“Quem era este homem capaz de compor uma música de tal modo complexa que nos deixa inteiramente medusados, e em outros momentos ritmada de modo tão irresistível que gostaríamos de nos levantar e dançar quando a escutamos, e em outros momentos ainda tão plena de emoção perturbadora que nos sentimos tocados no mais profundo de nosso ser?” O maestro inglês John Eliot Gardiner, 73 anos, levou duas décadas para responder a essa pergunta. O resultado está em Bach no Castelo do Céu (Music in the Castle of Heaven, ed. Knopf, disponível em ebook kindle). Ele buscou conhecer o homem por trás do compositor ao qual dedica sua vida desde a meninice em Dorset.
Música, para Gardiner, quer dizer Bach – e vice-versa. Suas cantatas, motetos, missas e paixões o acompanharam nos seus últimos 60 anos. Tanto que sua mais recente gravação, à frente do English Baroque Soloists, coro e orquestra Monteverdi, é a monumental Missa em Si Menor (selo SDG).
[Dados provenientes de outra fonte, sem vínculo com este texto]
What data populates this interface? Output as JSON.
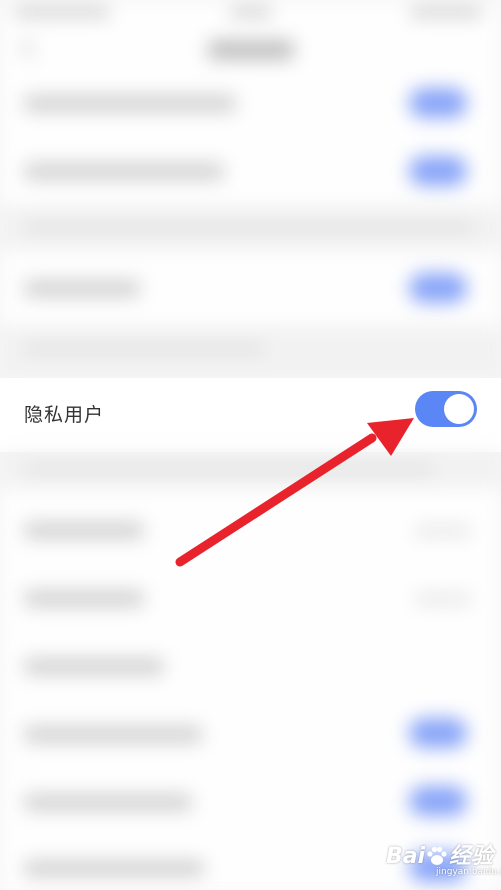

A originalidade do livro é nos revelar um outro Bach, de carne e osso, não o quase santo, ou mesmo deus da música. O menino órfão que sofreu bullying nas escolas de Eisenach e Ordruf. Gardiner descobriu documentos até agora inéditos que sugerem não só bullying em pleno século 18. “Rumores davam conta de ‘violências praticadas nos alunos’.” Por isso, “muitos pais mantinham seus filhos em casa por precaução”.
Em Eisenach, Bach faltou à escola por 96 dias, com medo do bullying. Essas “cicatrizes” o transformaram num sujeito briguento, rancoroso. Provas são a peruca que atirou num aluno incompetente em Leipzig; a briga com seus empregadores em Weimar, que provocou sua prisão por cinco semanas; e as constantes rusgas com os dirigentes municipais das cidades onde viveu e trabalhou.
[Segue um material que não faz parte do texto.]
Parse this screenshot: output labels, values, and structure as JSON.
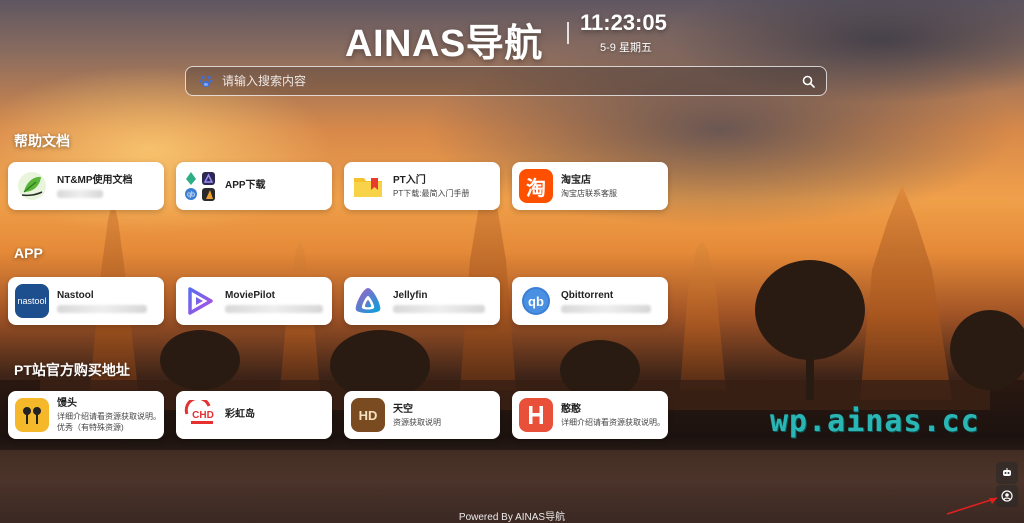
{
  "header": {
    "brand": "AINAS导航",
    "time": "11:23:05",
    "date": "5-9 星期五"
  },
  "search": {
    "placeholder": "请输入搜索内容",
    "engine_icon": "baidu-paw-icon",
    "button_icon": "search-icon"
  },
  "sections": [
    {
      "title": "帮助文档",
      "cards": [
        {
          "name": "NT&MP使用文档",
          "desc": "",
          "icon": "leaf-logo-icon"
        },
        {
          "name": "APP下载",
          "desc": "",
          "icon": "app-grid-icon"
        },
        {
          "name": "PT入门",
          "desc": "PT下载:最简入门手册",
          "icon": "folder-bookmark-icon"
        },
        {
          "name": "淘宝店",
          "desc": "淘宝店联系客服",
          "icon": "taobao-icon"
        }
      ]
    },
    {
      "title": "APP",
      "cards": [
        {
          "name": "Nastool",
          "desc": "",
          "icon": "nastool-icon"
        },
        {
          "name": "MoviePilot",
          "desc": "",
          "icon": "moviepilot-icon"
        },
        {
          "name": "Jellyfin",
          "desc": "",
          "icon": "jellyfin-icon"
        },
        {
          "name": "Qbittorrent",
          "desc": "",
          "icon": "qbittorrent-icon"
        }
      ]
    },
    {
      "title": "PT站官方购买地址",
      "cards": [
        {
          "name": "馒头",
          "desc": "详细介绍请看资源获取说明。优秀（有特殊资源)",
          "icon": "mteam-icon"
        },
        {
          "name": "彩虹岛",
          "desc": "",
          "icon": "chd-icon"
        },
        {
          "name": "天空",
          "desc": "资源获取说明",
          "icon": "hdsky-icon"
        },
        {
          "name": "憨憨",
          "desc": "详细介绍请看资源获取说明。",
          "icon": "hhan-icon"
        }
      ]
    }
  ],
  "watermark": "wp.ainas.cc",
  "footer": "Powered By AINAS导航",
  "side_buttons": [
    "robot-icon",
    "user-icon"
  ],
  "colors": {
    "watermark": "#2bb6b6",
    "taobao": "#ff5000",
    "nastool": "#1d4f8f",
    "moviepilot": "#7b4fe0",
    "jellyfin": "#7c5cd6",
    "qbittorrent": "#3a7fd4",
    "hdsky": "#7a4a20",
    "hhan": "#e8503a"
  }
}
Não por acaso, o livro mistura a biografia de Bach com uma disfarçada autobiografia. Gardiner é, com certeza, um dos maestros supremos na prática da música vocal barroca. Mas tem o outro lado. O musicólogo Stephen Walsh e o jornalista Peter Phillips anotaram a agressividade com que ele trata seus músicos. Recentemente, Phillips diz que Gardiner perdeu a paciência com um músico da London Symphony. Se usasse peruca como Bach, certamente a teria atirado no rapaz. Gardiner coloca em palavras o Bach que produz musicalmente. Desde a Deutsche
Grammophon entre 1989 e 2000, quando foi demitido de repente; e depois em seu próprio selo SDG – abreviatura da frase que Bach colocava ao final de seus manuscritos: Soli Deo Gloria. Mesmo já tendo gravado a obra vocal inteira de Bach, Gardiner diz que as pesquisas mudaram o modo como rege e concebe sua música.
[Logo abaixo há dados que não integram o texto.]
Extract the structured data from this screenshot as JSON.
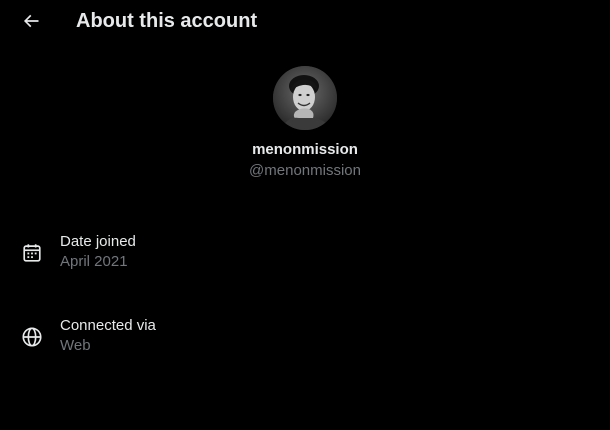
{
  "header": {
    "title": "About this account",
    "back_icon": "arrow-left-icon"
  },
  "profile": {
    "display_name": "menonmission",
    "handle": "@menonmission",
    "avatar": "profile-photo"
  },
  "details": [
    {
      "icon": "calendar-icon",
      "label": "Date joined",
      "value": "April 2021"
    },
    {
      "icon": "globe-icon",
      "label": "Connected via",
      "value": "Web"
    }
  ],
  "colors": {
    "background": "#000000",
    "primary_text": "#e7e9ea",
    "secondary_text": "#71767b"
  }
}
Os diferenciais de seu Bach partem do seguinte credo: “Injetar paixão e expressividade na interpretação da música barroca vocal”. Ele se horroriza com o Bach “sem humor” de Karl Richter; e com a po(a)lidez do coro do King’s College, cujo mote segundo Gardiner era “jamais cantar tão forte que deixe de ser bonito”. E se pergunta: “Aonde estavam a alegria festiva e o espírito dessa música tão impregnada de ritmos dançantes?”. A resposta está em suas gravações sempre empenhadas, como a da Missa em Si Menor.